1.Das BMF-Schreiben v. 26.2.2021
Mit Schreiben vom 26.2.2021 räumte das BMF ein Bewertungswahlrecht ein, bei bestimmter Computerhardware sowie Betriebs- und Anwendersoftware (digitale Wirtschaftsgüter) eine betriebsgewöhnliche Nutzungsdauer von einem Jahr anzunehmen.
In der Folge können die Anschaffungs-/Herstellungskosten dieser Wirtschaftsgüter im Jahr der Anschaffung/Herstellung in voller Höhe als Betriebsausgaben oder Werbungskosten abgezogen werden.
2. Kritische Reaktionen
Verschiedene Autoren haben bereits auf die fehlende Vereinbarkeit dieser Verwaltungsmeinung mit der handelsbilanziellen Gewinnermittlung hingewiesen.
Auch das IDW hält fest, dass sich die handelsrechtliche Schätzung der Nutzungsdauer an den betrieblichen Realitäten auszurichten habe. Für handelsbilanzielle Zwecke sei daher die Zugrundelegung einer einjährigen Nutzungsdauer für die begünstigten "digitalen Wirtschaftsgüter" regelmäßig nicht zulässig.

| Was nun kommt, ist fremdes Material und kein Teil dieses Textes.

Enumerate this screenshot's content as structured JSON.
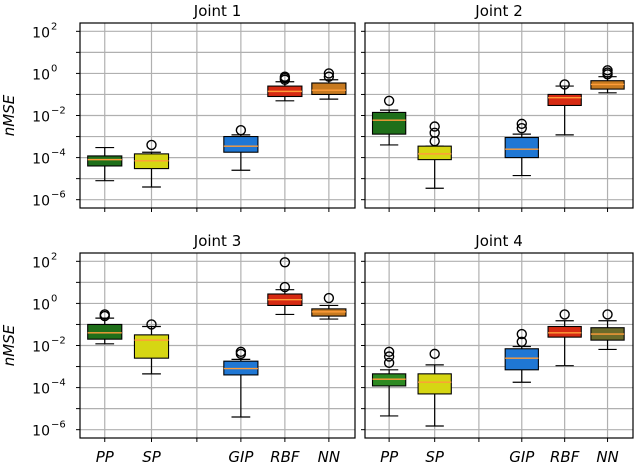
{
  "chart_data": [
    {
      "type": "box",
      "title": "Joint 1",
      "ylabel": "nMSE",
      "yscale": "log",
      "ylim": [
        1e-06,
        100
      ],
      "categories": [
        "PP",
        "SP",
        "GIP",
        "RBF",
        "NN"
      ],
      "boxes": [
        {
          "name": "PP",
          "whislo": 8e-06,
          "q1": 4e-05,
          "med": 8e-05,
          "q3": 0.00012,
          "whishi": 0.0003,
          "fliers": [],
          "color": "#1f6f1a"
        },
        {
          "name": "SP",
          "whislo": 4e-06,
          "q1": 3e-05,
          "med": 7e-05,
          "q3": 0.00015,
          "whishi": 0.00018,
          "fliers": [
            0.0004
          ],
          "color": "#d6d613"
        },
        {
          "name": "GIP",
          "whislo": 2.5e-05,
          "q1": 0.00018,
          "med": 0.00035,
          "q3": 0.001,
          "whishi": 0.0012,
          "fliers": [
            0.002
          ],
          "color": "#1f77d4"
        },
        {
          "name": "RBF",
          "whislo": 0.05,
          "q1": 0.08,
          "med": 0.14,
          "q3": 0.25,
          "whishi": 0.4,
          "fliers": [
            0.5,
            0.6,
            0.7
          ],
          "color": "#d62a12"
        },
        {
          "name": "NN",
          "whislo": 0.06,
          "q1": 0.1,
          "med": 0.16,
          "q3": 0.35,
          "whishi": 0.5,
          "fliers": [
            0.7,
            1.0
          ],
          "color": "#c77a20"
        }
      ]
    },
    {
      "type": "box",
      "title": "Joint 2",
      "ylabel": "",
      "yscale": "log",
      "ylim": [
        1e-06,
        100
      ],
      "categories": [
        "PP",
        "SP",
        "GIP",
        "RBF",
        "NN"
      ],
      "boxes": [
        {
          "name": "PP",
          "whislo": 0.0004,
          "q1": 0.0013,
          "med": 0.006,
          "q3": 0.014,
          "whishi": 0.018,
          "fliers": [
            0.05
          ],
          "color": "#1f6f1a"
        },
        {
          "name": "SP",
          "whislo": 3.5e-06,
          "q1": 8e-05,
          "med": 0.00015,
          "q3": 0.00035,
          "whishi": 0.00035,
          "fliers": [
            0.0006,
            0.0015,
            0.003
          ],
          "color": "#d6d613"
        },
        {
          "name": "GIP",
          "whislo": 1.4e-05,
          "q1": 0.0001,
          "med": 0.00025,
          "q3": 0.0009,
          "whishi": 0.0013,
          "fliers": [
            0.0025,
            0.004
          ],
          "color": "#1f77d4"
        },
        {
          "name": "RBF",
          "whislo": 0.0012,
          "q1": 0.03,
          "med": 0.07,
          "q3": 0.1,
          "whishi": 0.25,
          "fliers": [
            0.3
          ],
          "color": "#d62a12"
        },
        {
          "name": "NN",
          "whislo": 0.12,
          "q1": 0.18,
          "med": 0.3,
          "q3": 0.45,
          "whishi": 0.7,
          "fliers": [
            0.9,
            1.1,
            1.4
          ],
          "color": "#c77a20"
        }
      ]
    },
    {
      "type": "box",
      "title": "Joint 3",
      "ylabel": "nMSE",
      "yscale": "log",
      "ylim": [
        1e-06,
        100
      ],
      "categories": [
        "PP",
        "SP",
        "GIP",
        "RBF",
        "NN"
      ],
      "boxes": [
        {
          "name": "PP",
          "whislo": 0.012,
          "q1": 0.02,
          "med": 0.04,
          "q3": 0.1,
          "whishi": 0.2,
          "fliers": [
            0.25,
            0.3
          ],
          "color": "#1f6f1a"
        },
        {
          "name": "SP",
          "whislo": 0.00045,
          "q1": 0.0025,
          "med": 0.018,
          "q3": 0.032,
          "whishi": 0.08,
          "fliers": [
            0.1
          ],
          "color": "#d6d613"
        },
        {
          "name": "GIP",
          "whislo": 4e-06,
          "q1": 0.0004,
          "med": 0.0008,
          "q3": 0.0018,
          "whishi": 0.0022,
          "fliers": [
            0.004,
            0.005
          ],
          "color": "#1f77d4"
        },
        {
          "name": "RBF",
          "whislo": 0.3,
          "q1": 0.8,
          "med": 1.5,
          "q3": 2.8,
          "whishi": 4.5,
          "fliers": [
            6,
            90
          ],
          "color": "#d62a12"
        },
        {
          "name": "NN",
          "whislo": 0.18,
          "q1": 0.25,
          "med": 0.4,
          "q3": 0.55,
          "whishi": 0.8,
          "fliers": [
            1.8
          ],
          "color": "#c77a20"
        }
      ]
    },
    {
      "type": "box",
      "title": "Joint 4",
      "ylabel": "",
      "yscale": "log",
      "ylim": [
        1e-06,
        100
      ],
      "categories": [
        "PP",
        "SP",
        "GIP",
        "RBF",
        "NN"
      ],
      "boxes": [
        {
          "name": "PP",
          "whislo": 4.5e-06,
          "q1": 0.00012,
          "med": 0.00025,
          "q3": 0.00045,
          "whishi": 0.0007,
          "fliers": [
            0.0015,
            0.003,
            0.005
          ],
          "color": "#2d8a22"
        },
        {
          "name": "SP",
          "whislo": 1.5e-06,
          "q1": 5e-05,
          "med": 0.00018,
          "q3": 0.00045,
          "whishi": 0.0012,
          "fliers": [
            0.004
          ],
          "color": "#d6d613"
        },
        {
          "name": "GIP",
          "whislo": 0.00018,
          "q1": 0.0007,
          "med": 0.0025,
          "q3": 0.007,
          "whishi": 0.009,
          "fliers": [
            0.015,
            0.035
          ],
          "color": "#1f77d4"
        },
        {
          "name": "RBF",
          "whislo": 0.0011,
          "q1": 0.025,
          "med": 0.04,
          "q3": 0.08,
          "whishi": 0.15,
          "fliers": [
            0.3
          ],
          "color": "#d62a12"
        },
        {
          "name": "NN",
          "whislo": 0.0065,
          "q1": 0.018,
          "med": 0.035,
          "q3": 0.07,
          "whishi": 0.15,
          "fliers": [
            0.3
          ],
          "color": "#6b6b2a"
        }
      ]
    }
  ],
  "style": {
    "median_color": "#ff9d3a",
    "grid_color": "#b0b0b0",
    "ytick_labels": [
      "10",
      "10",
      "10",
      "10",
      "10"
    ],
    "ytick_exponents": [
      "2",
      "0",
      "−2",
      "−4",
      "−6"
    ]
  }
}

Der Bundesrechnungshof berichtete an den Haushaltsausschuss des Deutschen Bundestages über seine Zweifel, dass mit dem BMF-Schreiben v. 26.2.2021 eine rechtssichere Grundlage für eine steuerliche Sofortabschreibung digitaler Wirtschaftsgüter vorliege. Er empfahl daher, die rechtssichere Ausgestaltung einer entsprechenden Abschreibungsmöglichkeit unter Beachtung der Budgethoheit des Parlaments gesetzgeberisch zu prüfen. Grundlage des Berichts ist die BFH-Rechtsprechung, wonach eine allgemeine Typisierung von Abschreibungszeiträumen durch Anweisung der Finanzverwaltung, die nur auf Ausnahmefälle zutrifft, gegen das für alle Einkunftsarten geltende Prinzip der periodengerechten Ermittlung der Einkünfte verstößt.
Auch der Wissenschaftliche Dienst des Deutschen Bundestages kommt im Sachstand vom 16.6.2021 zu dem Ergebnis, dass die Kritik an der Umsetzung in Form eines BMF-Schreibens weitreichend – und mithin beachtlich – ist. Wegen der ungenügenden Rechtssicherheit für den Anwender hält er eine gesetzliche Verankerung deshalb für erstrebenswert.
3. Empfehlung für den Rechtsanwender
Nach alledem ist der steuerliche Rechtsanwender gut beraten, die Regelungen des BMF-Schreibens vom 26.2.2021 mit äußerster Vorsicht anzuwenden.
Denn im Fall einer gerichtlichen Auseinandersetzung ist es zweifelhaft, ob diese Verwaltungsanweisung eine rechtssichere Grundlage für den sofortigen Abzug von Betriebsausgaben oder Werbungskosten bzw. für eine Sofortabschreibung bietet.